尾崎亜美「フォー・ユー」

コピーライターとして、
いつかは超えたい広告がいっぱいある。

なかでも仲畑貴志さんが
1980年に手がけた
丸井の広告はその筆頭だ。
僕はこの作品が最高賞を受賞したときの広告年鑑を、
いつも手元においている。

「好きだから、あげる。
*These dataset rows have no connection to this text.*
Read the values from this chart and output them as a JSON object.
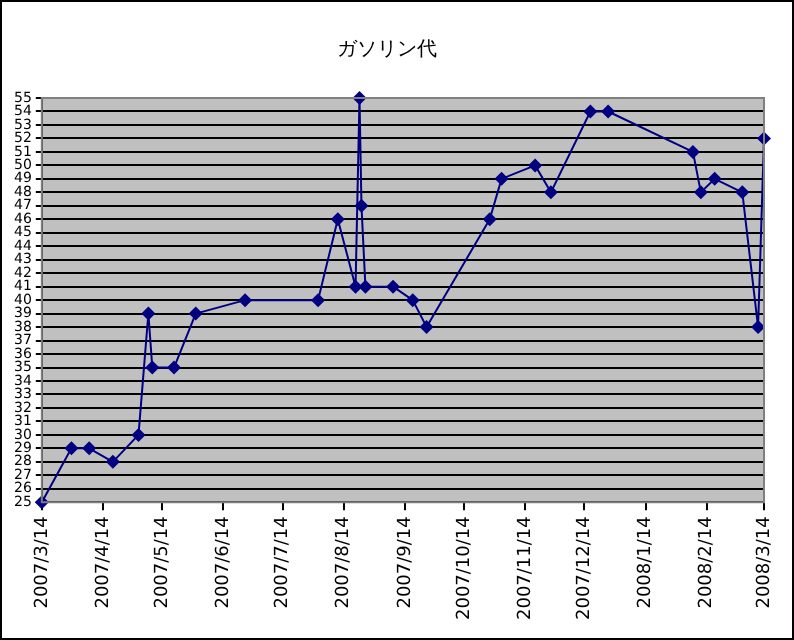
{
  "chart_data": {
    "type": "line",
    "title": "ガソリン代",
    "x": [
      "2007-03-14",
      "2007-03-29",
      "2007-04-07",
      "2007-04-19",
      "2007-05-02",
      "2007-05-07",
      "2007-05-09",
      "2007-05-20",
      "2007-05-31",
      "2007-06-25",
      "2007-08-01",
      "2007-08-11",
      "2007-08-20",
      "2007-08-22",
      "2007-08-23",
      "2007-08-25",
      "2007-09-08",
      "2007-09-18",
      "2007-09-25",
      "2007-10-27",
      "2007-11-02",
      "2007-11-19",
      "2007-11-27",
      "2007-12-17",
      "2007-12-26",
      "2008-02-07",
      "2008-02-11",
      "2008-02-18",
      "2008-03-03",
      "2008-03-11",
      "2008-03-14"
    ],
    "series": [
      {
        "color": "#000080",
        "values": [
          25,
          29,
          29,
          28,
          30,
          39,
          35,
          35,
          39,
          40,
          40,
          46,
          41,
          55,
          47,
          41,
          41,
          40,
          38,
          46,
          49,
          50,
          48,
          54,
          54,
          51,
          48,
          49,
          48,
          38,
          52
        ]
      }
    ],
    "xlim": [
      "2007-03-14",
      "2008-03-14"
    ],
    "xticks": [
      {
        "value": "2007-03-14",
        "label": "2007/3/14"
      },
      {
        "value": "2007-04-14",
        "label": "2007/4/14"
      },
      {
        "value": "2007-05-14",
        "label": "2007/5/14"
      },
      {
        "value": "2007-06-14",
        "label": "2007/6/14"
      },
      {
        "value": "2007-07-14",
        "label": "2007/7/14"
      },
      {
        "value": "2007-08-14",
        "label": "2007/8/14"
      },
      {
        "value": "2007-09-14",
        "label": "2007/9/14"
      },
      {
        "value": "2007-10-14",
        "label": "2007/10/14"
      },
      {
        "value": "2007-11-14",
        "label": "2007/11/14"
      },
      {
        "value": "2007-12-14",
        "label": "2007/12/14"
      },
      {
        "value": "2008-01-14",
        "label": "2008/1/14"
      },
      {
        "value": "2008-02-14",
        "label": "2008/2/14"
      },
      {
        "value": "2008-03-14",
        "label": "2008/3/14"
      }
    ],
    "ylim": [
      25,
      55
    ],
    "yticks": [
      25,
      26,
      27,
      28,
      29,
      30,
      31,
      32,
      33,
      34,
      35,
      36,
      37,
      38,
      39,
      40,
      41,
      42,
      43,
      44,
      45,
      46,
      47,
      48,
      49,
      50,
      51,
      52,
      53,
      54,
      55
    ],
    "grid": "y",
    "legend": false,
    "marker": "diamond",
    "line_style": "solid"
  }
}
」というキャッチコピーがつけられた
この広告
CMソング『フォー・ユー』を歌っていたのが、尾崎亜美である。


尾崎亜美を知ったのは、小学校
6年生のときである。
資生堂の
CMソング『マイ・ピュア・レディ』を聴いて、
興味をもつようになった。

以来、彼女が世に送り出した名曲は数え切れない。
尾崎亜美の歴史は、
そのまま日本の音楽史といっても過言ではないと思う。

ファーストアルバムをプロデュースしたのが松任谷正隆ということもあり、
尾崎亜美はポスト・ユーミンの最右翼と目されていたという。
しかし、僕はユーミンよりも尾崎亜美のほうがダンゼン大好きである。
日本が誇る、最高の女性ソングライターだと思う。

尾崎亜美のなにがよいかといえば、
やはりその類まれなるポップセンスであろう。
前述の『フォー・ユー』

尾崎亜美の、あるいは杏里の代表曲といえる『オリビアを聴きながら』などの
バラードチックな曲もそれはそれで魅力的ではあるのだが、
僕は岩崎良美に提供した『ごめんね
Darling』のようなアップテンポの曲のほうがいい。

岩崎良美は松田聖子や田原俊彦らと同期デビューだが、
僕はデビュー当時から彼女の歌が大好きだった。
いわゆるアイドルとしてではなく、
シンガーとしてファンだったのである。

シングルも数枚持っていた。

去年
1224日に行われた
エンケンのディナーライブの前売り券を購入しに行った当日、
会場の南青山
MANDALAに出演していたのは岩崎良美だった。
おー!彼女はまだシンガーとして活動しているんだと思ったら、
とてもうれしかった。

前売り券を購入する際、リハーサル中の歌声が聞こえてきた。
スローテンポなアレンジで『上を向いて歩こう』を歌っていた。
それは、深みのある大人の歌声であった。

宣伝になってしまうが、
この南青山
MANDALAは実にいいライブハウスである。
雰囲気も落ち着いていて、
まさに大人が楽しめるライブハウスなのだ。

僕が
10代の頃から聴いていたアーティストも数多く出演している。
山本達彦もその1人で、僕はいつか行こう行こうと思いながら、
まだ実現には至っていない。
ぜひ、実現したい楽しみなことのひとつである。

尾崎亜美は1997年に
サディスティック・ミカ・バンドのベーシスト小原礼と結婚し、
昨年はデビュー
30周年を迎えた。

ミュージシャンとしても、ひとりの女性としても、
もう大ベテランの域である。
しかし、僕のなかでの尾崎亜美は永遠のポップス少女のイメージがある。
ぜひ、また素敵なポップスを次々と生み出してほしい。


もちろん僕も負けてはいられない。
僕も、人々の心に届く広告を次々とつくり出すつもりだ。